Shaquille O'Neal. La biografia definitiva di The Big Diesel by Davide Torelli

Shaquille O'Neal. La biografia definitiva di The Big Diesel by Davide Torelli

autore:Davide Torelli [Torelli, Davide]
La lingua: ita
Format: epub
pubblicato: 2024-02-14T23:00:00+00:00


Pat Riley, il generalissimo

Capelli impomatati, stile impeccabile, faccia tirata e lo sguardo di chi sa sempre come deve andare la storia, ma anche prevedere gli imprevisti eventuali. Pat Riley lo vediamo così, ancora oggi, mentre continua a ricostruire improbabili versioni dei Miami Heat che – in un modo o nell’altro, o meglio, di undrafted in underdog – restano sempre variabile impazzita quando il gioco si fa duro. E con tutti gli sfavori del pronostico, magari li ritrovi a lottare in finale di Conference, piuttosto che alle Nba Finals. Perché quel gruppo sul quale è sempre troppo rischioso puntare, si muove all’unisono come fosse in missione: aggressivo, assetato, violento nell’estremizzazione della propria competitività. È la cosiddetta “Heat Culture”, di cui Pat è padre putativo oppure inventore. Dipende da come preferite definirlo.

Si tratta di una mentalità inserita nel lontano 1995, quando ne conquista la panchina, e perfezionata in teorie e applicazioni dopo esser passato dall’altra parte del vetro, gestendo il tutto dietro la scrivania più importante, salvo tornar a far comparsate nel ruolo di timoniere. Comparsate che, nel 2006, son valse un titolo Nba come head coach a lui, e il primo di sempre nella storia della franchigia. Proprio con Shaquille O’Neal in squadra, come tutti ben sapranno a questo punto della storia, tanto da non rappresentare – se non per convenzione – uno spoiler antipatico.

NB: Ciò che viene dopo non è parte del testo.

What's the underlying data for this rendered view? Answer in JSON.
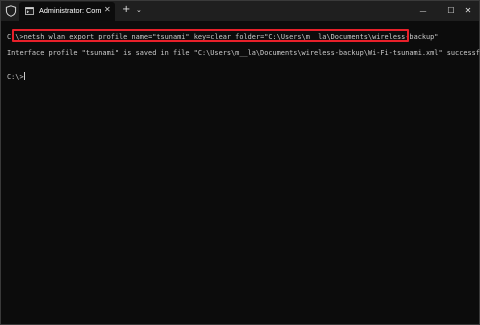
{
  "titlebar": {
    "tab_title": "Administrator: Command Prompt",
    "tab_close": "✕",
    "new_tab": "+",
    "dropdown": "⌄",
    "minimize": "—",
    "maximize": "☐",
    "close": "✕"
  },
  "terminal": {
    "prompt_1": "C:\\>",
    "command": "netsh wlan export profile name=\"tsunami\" key=clear folder=\"C:\\Users\\m__la\\Documents\\wireless-backup\"",
    "output": "Interface profile \"tsunami\" is saved in file \"C:\\Users\\m__la\\Documents\\wireless-backup\\Wi-Fi-tsunami.xml\" successfully.",
    "prompt_2": "C:\\>"
  },
  "colors": {
    "background": "#0c0c0c",
    "titlebar": "#1f1f1f",
    "text": "#cccccc",
    "highlight": "#e8202a"
  }
}
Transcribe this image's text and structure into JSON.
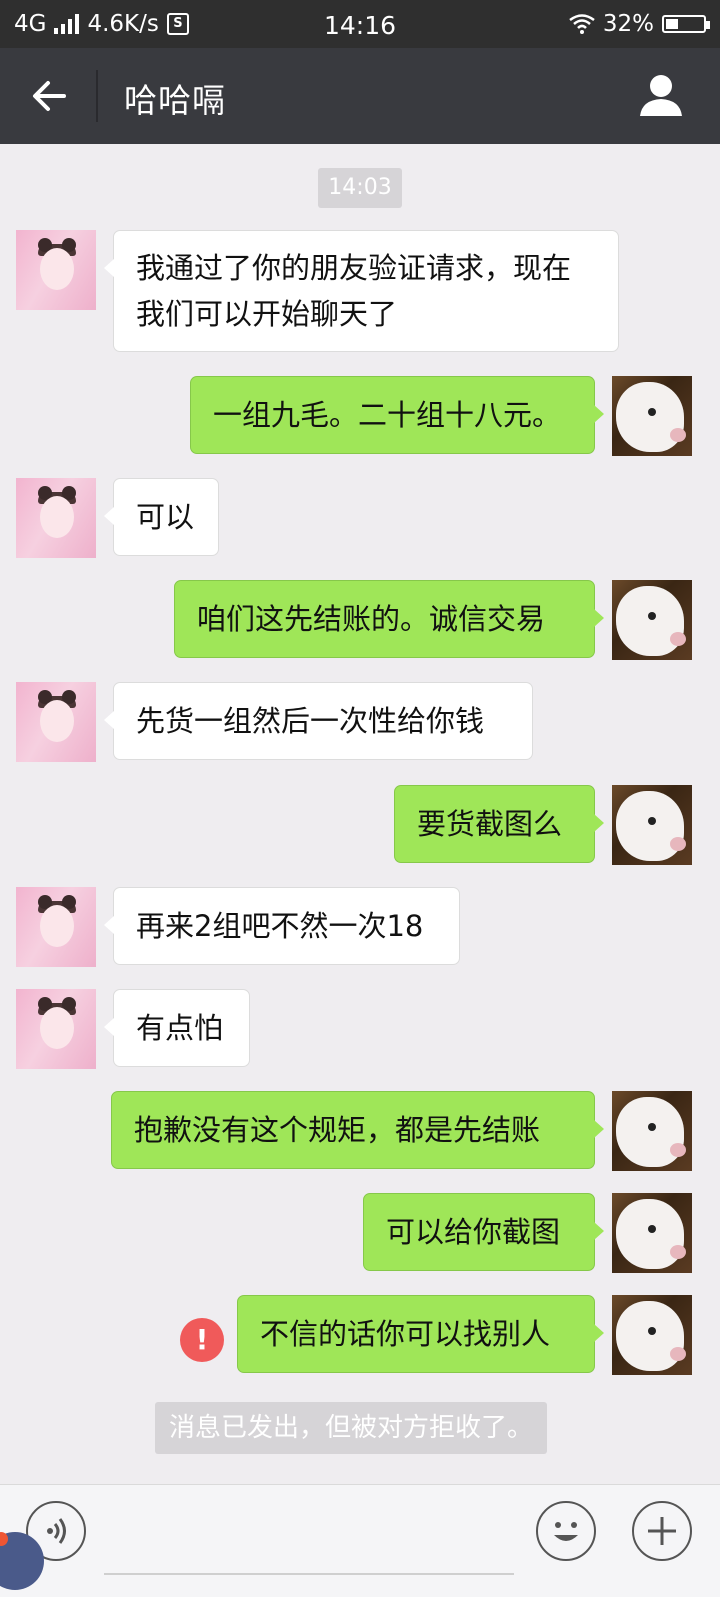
{
  "status_bar": {
    "network": "4G",
    "speed": "4.6K/s",
    "s_badge": "S",
    "time": "14:16",
    "battery": "32%",
    "battery_level": 0.32
  },
  "header": {
    "back_icon": "arrow-left-icon",
    "title": "哈哈嗝",
    "profile_icon": "person-icon"
  },
  "chat": {
    "timestamp": "14:03",
    "messages": [
      {
        "side": "left",
        "text_line1": "我通过了你的朋友验证请求，现在",
        "text_line2": "我们可以开始聊天了"
      },
      {
        "side": "right",
        "text": "一组九毛。二十组十八元。"
      },
      {
        "side": "left",
        "text": "可以"
      },
      {
        "side": "right",
        "text": "咱们这先结账的。诚信交易"
      },
      {
        "side": "left",
        "text": "先货一组然后一次性给你钱"
      },
      {
        "side": "right",
        "text": "要货截图么"
      },
      {
        "side": "left",
        "text": "再来2组吧不然一次18"
      },
      {
        "side": "left",
        "text": "有点怕"
      },
      {
        "side": "right",
        "text": "抱歉没有这个规矩，都是先结账"
      },
      {
        "side": "right",
        "text": "可以给你截图"
      },
      {
        "side": "right",
        "text": "不信的话你可以找别人",
        "failed": true
      }
    ],
    "error_mark": "!",
    "system_note": "消息已发出，但被对方拒收了。"
  },
  "input_bar": {
    "voice_icon": "voice-icon",
    "emoji_icon": "emoji-icon",
    "plus_icon": "plus-icon"
  },
  "colors": {
    "title_bar": "#393a3f",
    "status_bar": "#2f2f2f",
    "background": "#efedf0",
    "sent_bubble": "#9fe658",
    "received_bubble": "#ffffff",
    "error": "#f05a5a"
  }
}
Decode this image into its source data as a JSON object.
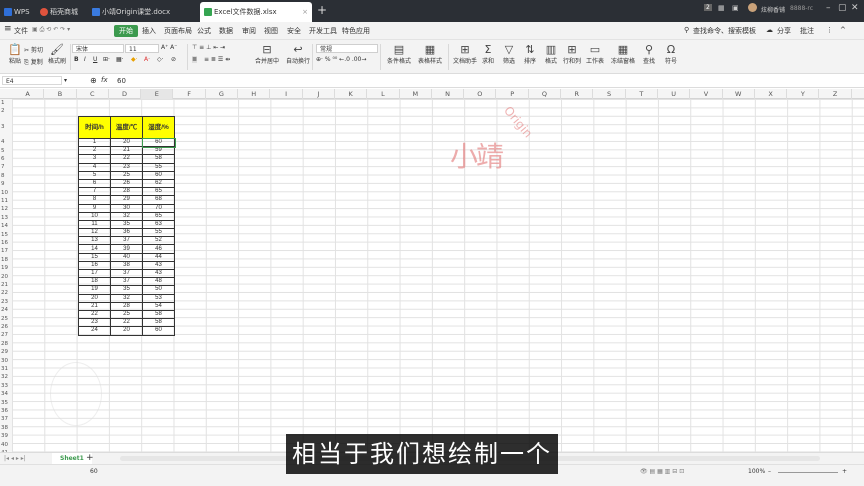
{
  "titlebar": {
    "tabs": [
      {
        "label": "WPS",
        "color": "#2f6fd8"
      },
      {
        "label": "稻壳商城",
        "color": "#e0533d"
      },
      {
        "label": "小靖Origin课堂.docx",
        "color": "#3a7be0"
      },
      {
        "label": "Excel文件数据.xlsx",
        "color": "#35a551",
        "active": true
      }
    ],
    "new_tab": "+",
    "badge": "2",
    "user_name": "炫柳香铺",
    "user_extra": "8888-rc"
  },
  "menubar": {
    "file": "文件",
    "items": [
      "开始",
      "插入",
      "页面布局",
      "公式",
      "数据",
      "审阅",
      "视图",
      "安全",
      "开发工具",
      "特色应用"
    ],
    "active_index": 0,
    "search": "查找命令、搜索模板",
    "share": "分享",
    "comment": "批注"
  },
  "ribbon": {
    "paste": "粘贴",
    "cut": "剪切",
    "copy": "复制",
    "format_painter": "格式刷",
    "font_name": "宋体",
    "font_size": "11",
    "merge": "合并居中",
    "wrap": "自动换行",
    "number_format": "常规",
    "cond_format": "条件格式",
    "table_style": "表格样式",
    "doc_helper": "文档助手",
    "sum": "求和",
    "filter": "筛选",
    "sort": "排序",
    "format": "格式",
    "rowcol": "行和列",
    "worksheet": "工作表",
    "freeze": "冻结窗格",
    "find": "查找",
    "symbol": "符号"
  },
  "formula_bar": {
    "cell_ref": "E4",
    "fx": "fx",
    "value": "60"
  },
  "columns": [
    "A",
    "B",
    "C",
    "D",
    "E",
    "F",
    "G",
    "H",
    "I",
    "J",
    "K",
    "L",
    "M",
    "N",
    "O",
    "P",
    "Q",
    "R",
    "S",
    "T",
    "U",
    "V",
    "W",
    "X",
    "Y",
    "Z"
  ],
  "rows": [
    "1",
    "2",
    "3",
    "4",
    "5",
    "6",
    "7",
    "8",
    "9",
    "10",
    "11",
    "12",
    "13",
    "14",
    "15",
    "16",
    "17",
    "18",
    "19",
    "20",
    "21",
    "22",
    "23",
    "24",
    "25",
    "26",
    "27",
    "28",
    "29",
    "30",
    "31",
    "32",
    "33",
    "34",
    "35",
    "36",
    "37",
    "38",
    "39",
    "40",
    "41",
    "42"
  ],
  "table": {
    "headers": [
      "时间/h",
      "温度/℃",
      "湿度/%"
    ],
    "rows": [
      [
        "1",
        "20",
        "60"
      ],
      [
        "2",
        "21",
        "59"
      ],
      [
        "3",
        "22",
        "58"
      ],
      [
        "4",
        "23",
        "55"
      ],
      [
        "5",
        "25",
        "60"
      ],
      [
        "6",
        "26",
        "62"
      ],
      [
        "7",
        "28",
        "65"
      ],
      [
        "8",
        "29",
        "68"
      ],
      [
        "9",
        "30",
        "70"
      ],
      [
        "10",
        "32",
        "65"
      ],
      [
        "11",
        "35",
        "63"
      ],
      [
        "12",
        "36",
        "55"
      ],
      [
        "13",
        "37",
        "52"
      ],
      [
        "14",
        "39",
        "46"
      ],
      [
        "15",
        "40",
        "44"
      ],
      [
        "16",
        "38",
        "43"
      ],
      [
        "17",
        "37",
        "43"
      ],
      [
        "18",
        "37",
        "48"
      ],
      [
        "19",
        "35",
        "50"
      ],
      [
        "20",
        "32",
        "53"
      ],
      [
        "21",
        "28",
        "54"
      ],
      [
        "22",
        "25",
        "58"
      ],
      [
        "23",
        "22",
        "58"
      ],
      [
        "24",
        "20",
        "60"
      ]
    ]
  },
  "watermark": {
    "chinese": "小靖",
    "latin": "Origin"
  },
  "sheetbar": {
    "sheet": "Sheet1",
    "add": "+"
  },
  "statusbar": {
    "value": "60",
    "zoom": "100%"
  },
  "subtitle": "相当于我们想绘制一个"
}
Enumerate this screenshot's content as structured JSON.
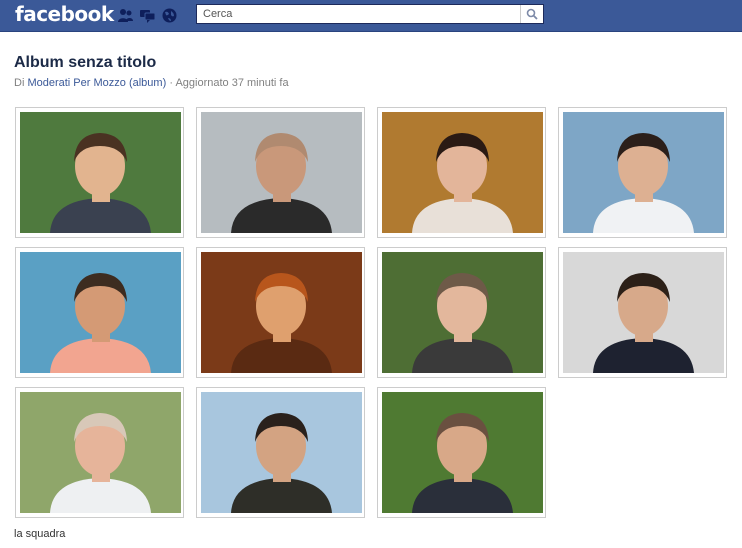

Pat ha vinto tutto, ricoprendo ogni posizione immaginabile attorno a una squadra di pallacanestro, e perdendo pure tanto. Cosa comune per chi domina mentalmente anni di professionismo sportivo, percorrendo (da giocatore, da allenatore e poi da dirigente) ben sei decenni di pallacanestro. E raggiungendo così un livello di influenza ai limiti del mistico, per quanto non esattamente amato da chi doveva eseguire i suoi ordini, propedeutici al risultato. Se la prospettiva di vincere dovrebbe allettare certi giocatori, il percorso che Riley sceglie per arrivarci è fatto di sudore, fatica e metodi poco ortodossi. Sa essere motivatore, ma anche generale inamovibile. Controlla maniacalmente gli eventi di campo ma anche le abitudini dei suoi uomini, o le scelte dei suoi coach quando si trova dietro a una scrivania. Insomma, se sei disposto a dare anima e corpo per stare in una sua squadra, il sistema Riley ti darà prima o poi un’opportunità. Ma se sei una superstar conclamata, che magari ha già vinto e quindi non ha molto da chiedere alla carriera se non confermare se stesso, il sacrificio che comporta quello stesso sistema non sempre è preferibile.

Ci sono allenamenti lunghissimi da sopportare, controllo del peso e mantenimento sotto una determinata percentuale di massa grassa personalizzata. C’è da mettere da parte l’ego in nome della squadra, e quindi della vittoria. Anche se apparentemente il coach da servire è Van Gundy, oppure l’attuale Spoelstra, il sistema Riley resta intatto, e coincide – guarda caso – con il sistema Heat. Servono reali motivazioni per farne parte, pena finir spediti altrove o veder la propria carriera decadere. Nel primo caso, e pure nel secondo (anche se la questione anagrafica aveva un certo peso), chiedere a Shaquille O’Neal.